Brandon Coleman ’16 is preparing for medical school after graduation.

Photo: Gregory Urquiaga/UC Davis

New Programs Support Underserved Students

by | May 30, 2016 | On Campus, Spring 2016

Brandon Coleman ’16 was the only one of his friends to go to college. And that first fall after he transferred to UC Davis, when he looked around his classes, he said, he felt alone—he didn’t see another African American.

But today, as the neurobiology, physiology and behavior major approaches graduation next month, he is thriving in an African American study group and a program helping disadvantaged students prepare for medical school.

Coleman, 23, is among the UC Davis students already benefiting from new and expanding campus initiatives to support the recruitment and academic success of historically underrepresented groups—African American, Chicano/Latino and Native American—and reduce the time necessary for all students to earn their degrees.

“It makes school that much easier when you have a community to study with,” said the Vallejo native.

Among major efforts to expand resources for historically underrepresented groups:

  • The AB540 and Undocumented Student Center and the School of Law’s legal services center for undocumented students at seven UC campuses both opened in fall 2014 and have gained national recognition.
  • The Center for African Diaspora Student Success, opened in fall 2015, is at the heart of a comprehensive set of initiatives for the recruitment and retention of African American students.
  • A similar recruitment and retention plan is in the works for Chicano and Latino students, including a student center to open in fall 2016.
  • The first director of Native American retention initiatives, who started in April, will help develop a plan for that population.

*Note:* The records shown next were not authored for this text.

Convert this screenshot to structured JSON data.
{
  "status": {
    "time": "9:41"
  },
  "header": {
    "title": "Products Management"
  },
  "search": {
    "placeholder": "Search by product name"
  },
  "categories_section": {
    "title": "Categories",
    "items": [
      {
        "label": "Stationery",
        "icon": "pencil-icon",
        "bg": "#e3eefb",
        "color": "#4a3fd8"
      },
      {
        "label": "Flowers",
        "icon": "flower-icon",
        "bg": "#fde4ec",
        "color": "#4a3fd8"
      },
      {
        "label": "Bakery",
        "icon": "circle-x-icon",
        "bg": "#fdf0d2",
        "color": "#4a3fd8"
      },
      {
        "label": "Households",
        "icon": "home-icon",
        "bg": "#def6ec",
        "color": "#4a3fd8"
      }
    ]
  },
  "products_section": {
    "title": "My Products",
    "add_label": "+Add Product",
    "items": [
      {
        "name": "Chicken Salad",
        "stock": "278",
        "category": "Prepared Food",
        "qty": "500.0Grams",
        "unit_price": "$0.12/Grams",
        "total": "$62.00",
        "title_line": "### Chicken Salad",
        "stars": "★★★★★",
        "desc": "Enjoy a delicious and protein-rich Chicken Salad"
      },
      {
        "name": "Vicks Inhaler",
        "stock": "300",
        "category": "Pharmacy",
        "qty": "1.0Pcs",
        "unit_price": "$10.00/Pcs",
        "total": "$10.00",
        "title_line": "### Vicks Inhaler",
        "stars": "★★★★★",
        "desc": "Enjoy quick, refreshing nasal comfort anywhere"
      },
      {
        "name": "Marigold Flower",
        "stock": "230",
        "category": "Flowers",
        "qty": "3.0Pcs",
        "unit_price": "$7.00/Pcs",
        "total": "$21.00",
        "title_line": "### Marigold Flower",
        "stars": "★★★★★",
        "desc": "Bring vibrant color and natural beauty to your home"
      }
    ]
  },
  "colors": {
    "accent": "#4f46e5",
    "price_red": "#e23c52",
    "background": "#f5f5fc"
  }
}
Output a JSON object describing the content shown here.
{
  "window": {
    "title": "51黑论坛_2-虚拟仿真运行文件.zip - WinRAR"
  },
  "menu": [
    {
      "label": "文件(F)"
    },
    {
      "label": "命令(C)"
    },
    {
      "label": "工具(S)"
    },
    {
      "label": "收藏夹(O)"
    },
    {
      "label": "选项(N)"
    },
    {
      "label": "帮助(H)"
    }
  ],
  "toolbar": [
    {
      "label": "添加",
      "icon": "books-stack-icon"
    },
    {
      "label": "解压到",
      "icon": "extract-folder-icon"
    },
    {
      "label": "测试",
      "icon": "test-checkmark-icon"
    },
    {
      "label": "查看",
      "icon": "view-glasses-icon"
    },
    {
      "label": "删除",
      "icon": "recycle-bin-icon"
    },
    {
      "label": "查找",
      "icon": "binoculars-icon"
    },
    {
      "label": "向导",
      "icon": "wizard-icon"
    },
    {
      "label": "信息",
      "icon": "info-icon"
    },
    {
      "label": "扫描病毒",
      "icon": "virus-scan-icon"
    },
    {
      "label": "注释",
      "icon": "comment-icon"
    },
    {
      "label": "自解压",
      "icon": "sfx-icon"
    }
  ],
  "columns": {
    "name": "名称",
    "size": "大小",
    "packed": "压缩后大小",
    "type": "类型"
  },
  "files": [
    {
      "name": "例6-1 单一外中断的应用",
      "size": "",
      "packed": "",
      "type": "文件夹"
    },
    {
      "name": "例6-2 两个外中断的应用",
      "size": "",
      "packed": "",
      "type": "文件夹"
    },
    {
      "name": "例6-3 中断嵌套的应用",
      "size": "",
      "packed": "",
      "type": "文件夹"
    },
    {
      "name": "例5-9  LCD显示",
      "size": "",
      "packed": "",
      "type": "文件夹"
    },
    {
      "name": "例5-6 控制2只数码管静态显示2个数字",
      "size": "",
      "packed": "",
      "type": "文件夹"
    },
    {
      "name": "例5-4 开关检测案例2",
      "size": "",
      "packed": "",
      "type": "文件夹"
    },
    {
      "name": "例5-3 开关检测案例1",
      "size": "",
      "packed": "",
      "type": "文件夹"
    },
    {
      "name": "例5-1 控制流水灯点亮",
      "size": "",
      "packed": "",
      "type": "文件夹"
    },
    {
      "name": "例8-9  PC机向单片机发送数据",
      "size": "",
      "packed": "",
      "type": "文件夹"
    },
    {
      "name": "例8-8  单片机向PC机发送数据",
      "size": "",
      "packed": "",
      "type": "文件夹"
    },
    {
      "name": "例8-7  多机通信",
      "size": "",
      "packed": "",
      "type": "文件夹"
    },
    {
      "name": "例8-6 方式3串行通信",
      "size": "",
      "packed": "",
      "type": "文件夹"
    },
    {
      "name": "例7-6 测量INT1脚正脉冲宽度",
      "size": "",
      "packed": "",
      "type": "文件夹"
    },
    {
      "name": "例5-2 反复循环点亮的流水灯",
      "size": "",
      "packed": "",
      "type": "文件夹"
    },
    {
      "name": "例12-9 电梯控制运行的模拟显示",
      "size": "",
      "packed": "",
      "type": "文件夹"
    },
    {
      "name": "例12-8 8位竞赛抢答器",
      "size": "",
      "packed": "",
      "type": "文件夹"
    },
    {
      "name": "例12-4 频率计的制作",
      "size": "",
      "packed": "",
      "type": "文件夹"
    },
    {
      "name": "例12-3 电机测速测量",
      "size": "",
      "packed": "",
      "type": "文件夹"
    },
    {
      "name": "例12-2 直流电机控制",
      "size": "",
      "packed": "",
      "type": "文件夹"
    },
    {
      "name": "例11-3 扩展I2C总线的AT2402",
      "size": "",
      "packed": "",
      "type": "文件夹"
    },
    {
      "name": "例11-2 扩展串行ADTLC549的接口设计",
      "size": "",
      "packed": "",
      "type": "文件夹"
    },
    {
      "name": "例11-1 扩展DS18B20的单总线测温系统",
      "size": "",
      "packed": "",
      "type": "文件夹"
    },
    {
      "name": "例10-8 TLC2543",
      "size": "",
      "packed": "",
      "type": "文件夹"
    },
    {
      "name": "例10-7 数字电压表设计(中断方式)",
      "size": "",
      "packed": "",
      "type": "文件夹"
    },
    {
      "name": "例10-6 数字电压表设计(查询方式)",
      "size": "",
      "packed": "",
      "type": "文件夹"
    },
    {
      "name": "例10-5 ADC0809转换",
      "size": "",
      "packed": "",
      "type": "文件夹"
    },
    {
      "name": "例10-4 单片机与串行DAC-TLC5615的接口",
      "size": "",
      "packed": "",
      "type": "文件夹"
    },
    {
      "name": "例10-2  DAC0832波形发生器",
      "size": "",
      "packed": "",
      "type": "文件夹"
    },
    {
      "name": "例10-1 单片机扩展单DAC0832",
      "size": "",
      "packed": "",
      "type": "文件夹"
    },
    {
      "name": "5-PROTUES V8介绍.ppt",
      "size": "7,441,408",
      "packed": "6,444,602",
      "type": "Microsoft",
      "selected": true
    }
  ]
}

Adela de la Torre, vice chancellor for Student Affairs and Campus Diversity, said the programs help address the nation’s legacy of discrimination and racism that permeates all institutions, including K-12 and higher education. “We’re beginning to acknowledge that,” she said, “and this is no longer in the shadows.”

A range of factors can make gaining admittance to a university and completing a degree challenging for underrepresented students, including inadequate finances, feelings of isolation and family obligations.

Take African American students as an example. In fall 2015, just 980, or 3.9 percent, of 25,444 UC Davis undergraduates from the United States identified themselves as African American or black. And African American graduation rates are lower than those for all undergraduates (30 percent compared with 58 percent within four years, and 72 percent compared with 85 percent within six years).

Coleman found his help through the Center for African Diaspora Student Success in the South Silo. It facilitates services—including on-site tutoring, academic advising, mentoring and mental health counseling—and serves as a community gathering place.

“I’ve been able to network with a lot of other African American science students,” he said.

Also, Kayton Carter, the campus’s first director of strategic African American retention initiatives, became a mentor. “I think of him as a resource, a mentor for advice,” Coleman said. “I don’t think I would have made those connections if it hadn’t been for the center.”